Re: [PATCH] shmem: add support for user extended attributes

Christian Brauner <brauner@xxxxxxxxxx> · Tue, 15 Aug 2023 10:23:53 +0200

On Tue, Aug 15, 2023 at 09:46:22AM +0200, Franklin “Snaipe” Mathieu wrote:
> On Tue, Aug 15, 2023 at 5:52 AM Hugh Dickins <hughd@xxxxxxxxxx> wrote:
> >
> > Thanks for the encouragement.  At the time that I wrote that (20 July)
> > I did not expect to get around to it for months.  But there happens to
> > have been various VFS-involving works going on in mm/shmem.c recently,
> > targeting v6.6: which caused me to rearrange priorities, and join the
> > party with tmpfs user xattrs, see
> >
> > https://lore.kernel.org/linux-fsdevel/e92a4d33-f97-7c84-95ad-4fed8e84608c@xxxxxxxxxx/
> >
> > Which Christian Brauner quickly put into his vfs.git (vfs.tmpfs branch):
> > so unless something goes horribly wrong, you can expect them in v6.6.
> 
> That's great to hear, thanks!
> 
> > There's a lot that you wrote above which I have no understanding of
> > whatsoever (why would user xattrs stop rmdir failing?? it's okay, don't
> > try to educate me, I don't need to know, I'm just glad if they help you).
> >
> > Though your mention of "unprivileged" does make me shiver a little:
> > Christian will understand the implications when I do not, but I wonder
> > if my effort to limit the memory usage of user xattrs to "inode space"
> > can be be undermined by unprivileged mounts with unlimited (or default,
> > that's bad enough) nr_inodes.
> >
> > If so, that won't endanger the tmpfs user xattrs implementation, since
> > the problem would already go beyond those: can an unprivileged mount of
> > tmpfs allow its user to gobble up much more memory than is good for the
> > rest of the system?
> 
> I don't actually know; I'm no expert in that area.

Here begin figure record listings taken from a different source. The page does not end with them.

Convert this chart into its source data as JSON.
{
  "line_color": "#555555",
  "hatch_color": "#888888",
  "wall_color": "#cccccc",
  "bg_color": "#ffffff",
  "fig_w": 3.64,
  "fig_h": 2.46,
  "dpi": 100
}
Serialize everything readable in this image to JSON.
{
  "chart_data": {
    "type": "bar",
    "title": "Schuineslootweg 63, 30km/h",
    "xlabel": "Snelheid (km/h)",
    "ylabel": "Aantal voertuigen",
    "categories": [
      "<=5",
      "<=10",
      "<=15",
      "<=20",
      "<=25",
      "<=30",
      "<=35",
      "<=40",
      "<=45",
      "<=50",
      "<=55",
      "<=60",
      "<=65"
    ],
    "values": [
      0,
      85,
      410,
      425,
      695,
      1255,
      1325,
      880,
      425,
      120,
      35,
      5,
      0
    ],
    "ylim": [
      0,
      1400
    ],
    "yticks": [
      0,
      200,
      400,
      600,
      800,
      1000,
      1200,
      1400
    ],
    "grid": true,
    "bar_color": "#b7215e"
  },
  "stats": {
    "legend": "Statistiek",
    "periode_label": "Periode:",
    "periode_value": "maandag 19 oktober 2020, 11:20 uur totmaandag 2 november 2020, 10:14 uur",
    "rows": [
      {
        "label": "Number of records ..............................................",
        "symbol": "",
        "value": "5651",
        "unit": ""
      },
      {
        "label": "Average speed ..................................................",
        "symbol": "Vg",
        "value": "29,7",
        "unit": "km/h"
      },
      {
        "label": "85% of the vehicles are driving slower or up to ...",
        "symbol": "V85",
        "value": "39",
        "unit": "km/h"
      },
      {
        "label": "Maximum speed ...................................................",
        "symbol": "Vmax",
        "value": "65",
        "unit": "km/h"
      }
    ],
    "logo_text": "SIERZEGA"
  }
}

That said, these
> tmpfses are themselves attached to an unprivileged mount namespace, so
> it would certainly be my assumption that in the case of an OOM
> condition, the OOM killer would keep trying to kill processes in that
> mount namespace until nothing else references it and all tmpfs mounts
> can be reclaimed, but then again, that's only my assumption and not
> necessarily reality.
> 
> That said, I got curious and decided to experiment; I booted a kernel
> in a VM with 1GiB of memory and ran the following commands:
> 
>     $ unshare -Umfr bash
>     # mount -t tmpfs tmp /mnt -o size=1g
>     # dd if=/dev/urandom of=/mnt/oversize bs=1M count=1000
> 
> After about a second, the OOM killer woke up and killed bash then dd,
> causing the mount namespace to be collected (and with it the tmpfs).
> So far, so good.
> 
> I got suspicious that what I was seeing was that these were the only
> reasonable candidates for the OOM killer, because there were no other
> processes in that VM besides them & init, so I modified slightly the
> experiment:
> 
>     $ dd if=/dev/zero of=/dev/null bs=10M count=10000000000 &
>     $ unshare -Umfr bash
>     # mount -t tmpfs tmp /mnt -o size=1g
>     # dd if=/dev/urandom of=/mnt/oversize bs=1M count=1000
> 
> The intent being that the first dd would have a larger footprint than
> the second because of the large block size, yet it shouldn't be killed
> if the tmpfs usage was accounted for in processes in the mount
> namespace. What happened however is that both the outer dd and the
> outer shell got terminated, causing init to exit and with it the VM.
> 
> So, it's likely that there's some more work to do in that area; I'd
> certainly expect the OOM killer to take the overall memory footprint
> of mount namespaces into account when selecting which processes to
> kill. It's also possible my experiment was flawed and not
> representative of a real-life scenario, as I clearly have interacted
> with misbehaving containers before, which got killed when they wrote
> too much to tmpfs. But then again, my experiment also didn't take
> memory cgroups into account.

So mount namespaces are orthogonal to that and they would be the wrong
layer to handle this.

Note that an unprivileged user (regular or via containers) on the system
can just exhaust all memory in various ways. Ultimately the container or
user would likely be taken down by in-kernel OOM or systemd-oomd or
similar tools under memory pressure.

Of course, all that means is that untrusted workloads need to have
cgroup memory limits. That also limits tmpfs instances and prevents
unprivileged user from using all memory.

If you don't set a memory limit then yes, the container might be able to
exhaust all memory but that's a bug in the container runtime. Also, at
some point the OOM killer or related userspace tools will select the
container init process for termination at which point all the namespaces
and mounts go away. That's probably what you experience as misbehaving
containers. The real bug there is probably that they're allowed to run
without memory limits in the first place.